The last one coal power station of the UK is to officially close its doors today, ending the use of this fuel for production electricmaking it a member of the Group of Seven (G7) more developed industrialized nations for the first time.

The closure of the station, which opened in 1967, is a symbolic milestone in London’s ambition to completely remove the coal from electricity generation by 2030 and then to reach carbon neutrality in 2050.

The United Kingdom thus becoming the first G7 country to be exempt from this fuel. Italy has set a deadline to do so in 2025, France in 2027, Canada in 2030, Germany in 2038. Japan and the United States have not announced an exact date.

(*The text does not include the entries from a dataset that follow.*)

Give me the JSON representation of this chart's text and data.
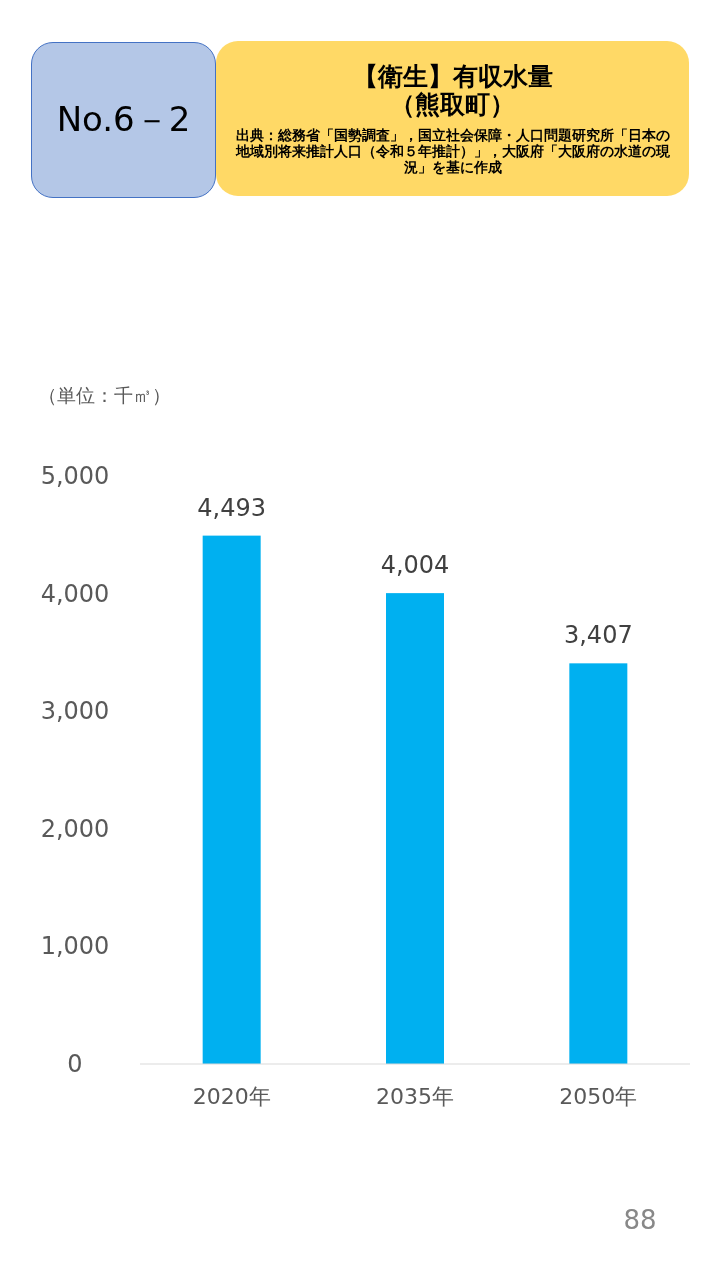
{
  "chart_data": {
    "type": "bar",
    "title": "【衛生】有収水量",
    "subtitle": "（熊取町）",
    "ylabel": "（単位：千㎥）",
    "annotations": [
      "No.6－2",
      "出典：総務省「国勢調査」，国立社会保障・人口問題研究所「日本の地域別将来推計人口（令和５年推計）」，大阪府「大阪府の水道の現況」を基に作成",
      "88"
    ],
    "categories": [
      "2020年",
      "2035年",
      "2050年"
    ],
    "values": [
      4493,
      4004,
      3407
    ],
    "color": "#00b0f0",
    "ylim": [
      0,
      5000
    ],
    "yticks": [
      0,
      {
        "value": 1000,
        "label": "1,000"
      },
      {
        "value": 2000,
        "label": "2,000"
      },
      {
        "value": 3000,
        "label": "3,000"
      },
      {
        "value": 4000,
        "label": "4,000"
      },
      {
        "value": 5000,
        "label": "5,000"
      }
    ],
    "value_labels": [
      "4,493",
      "4,004",
      "3,407"
    ]
  }
}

The shutdown “marks the end of an era” but also ushers in “a new century” of new energy jobs, promised in a statement from the British government, which launched a plan this summer for green actions.

The power station, which is located at Ratcliffe-on-Shore, between Derby and Nottingham, in the heart of England, is to be completely decommissioned “by the end of the decade”, according to German energy company Uniper, which is its owner, before a “carbon-free technology and energy pole” was created in the same spot.

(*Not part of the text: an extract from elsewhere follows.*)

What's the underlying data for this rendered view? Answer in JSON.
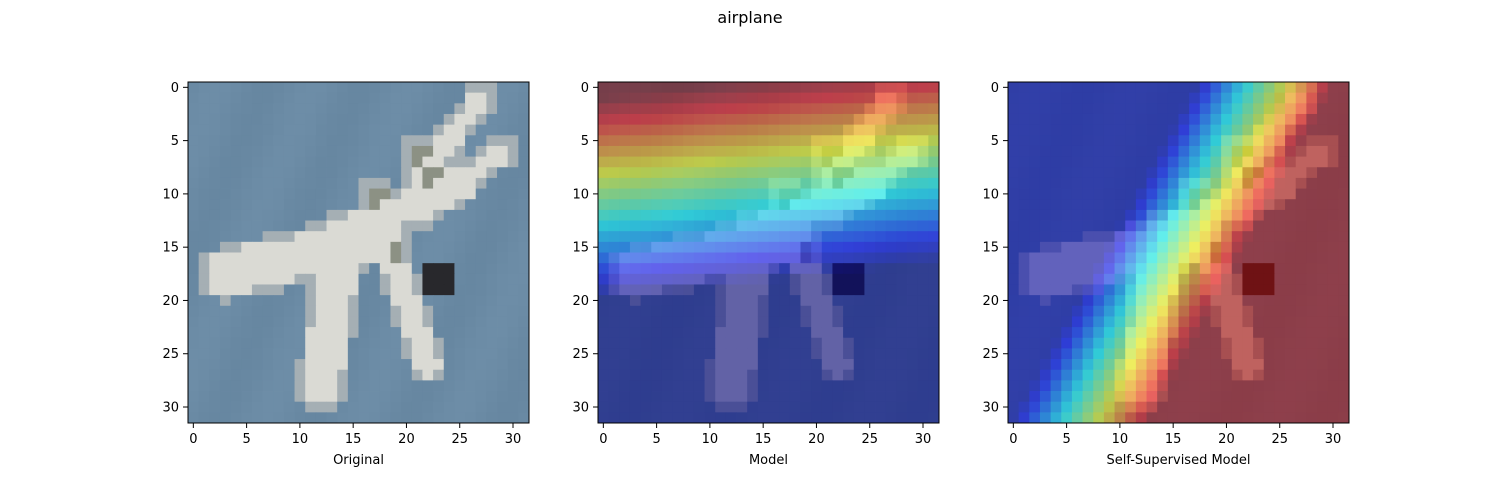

Coal contributed greatly to the UK’s economic growth from the 19th century until the 1990s.

This highly polluting energy still produced in the 1980s almost 70% of the country’s electricity. Then this percentage dropped dramatically: 38% in 2013, 5% in 2018 and 1% last year.

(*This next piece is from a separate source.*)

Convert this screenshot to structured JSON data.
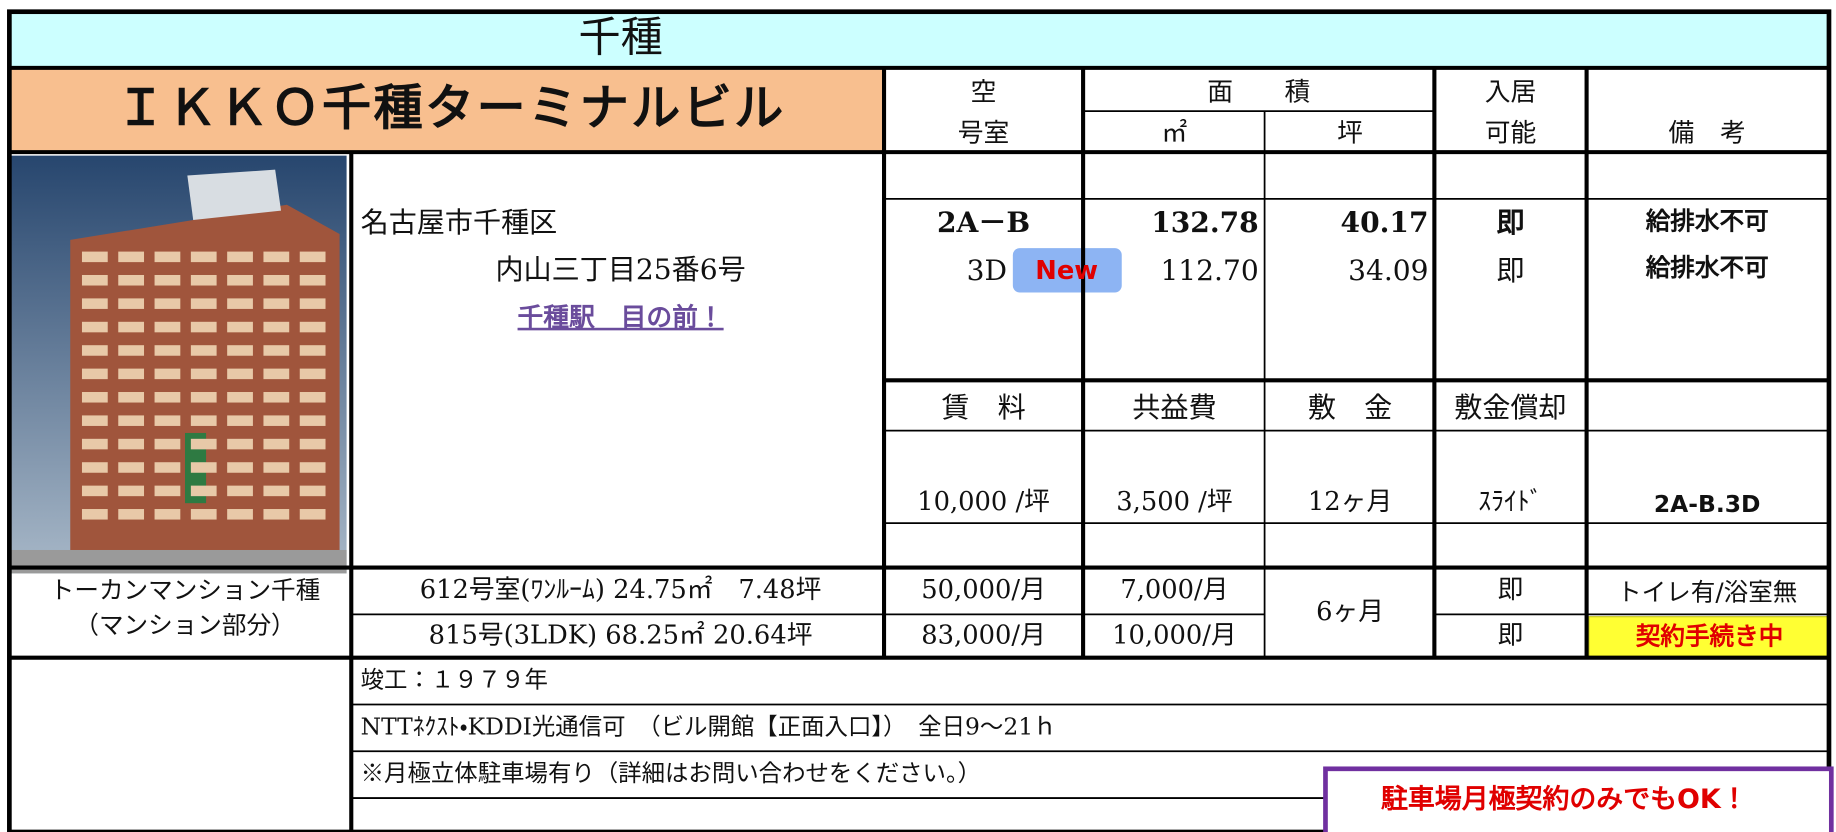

To get rid of coal, the British replaced it with natural gas, a fossil fuel that appears to be less polluting and was used in 2023 to produce a third of electricity. A quarter is generated by wind power, a remarkable proportion. Nuclear energy accounts for about 13%.

“Coal’s place is now in the history books,” says Tony Bosworth of the non-governmental organization Friends of the Earth. “The priority now is to move away from gas by developing the UK’s huge potential in renewable energy as quickly as possible.”

“Britain has set an example that the rest of the world should follow”, emphasized Doug Parr of Greenpeace UK.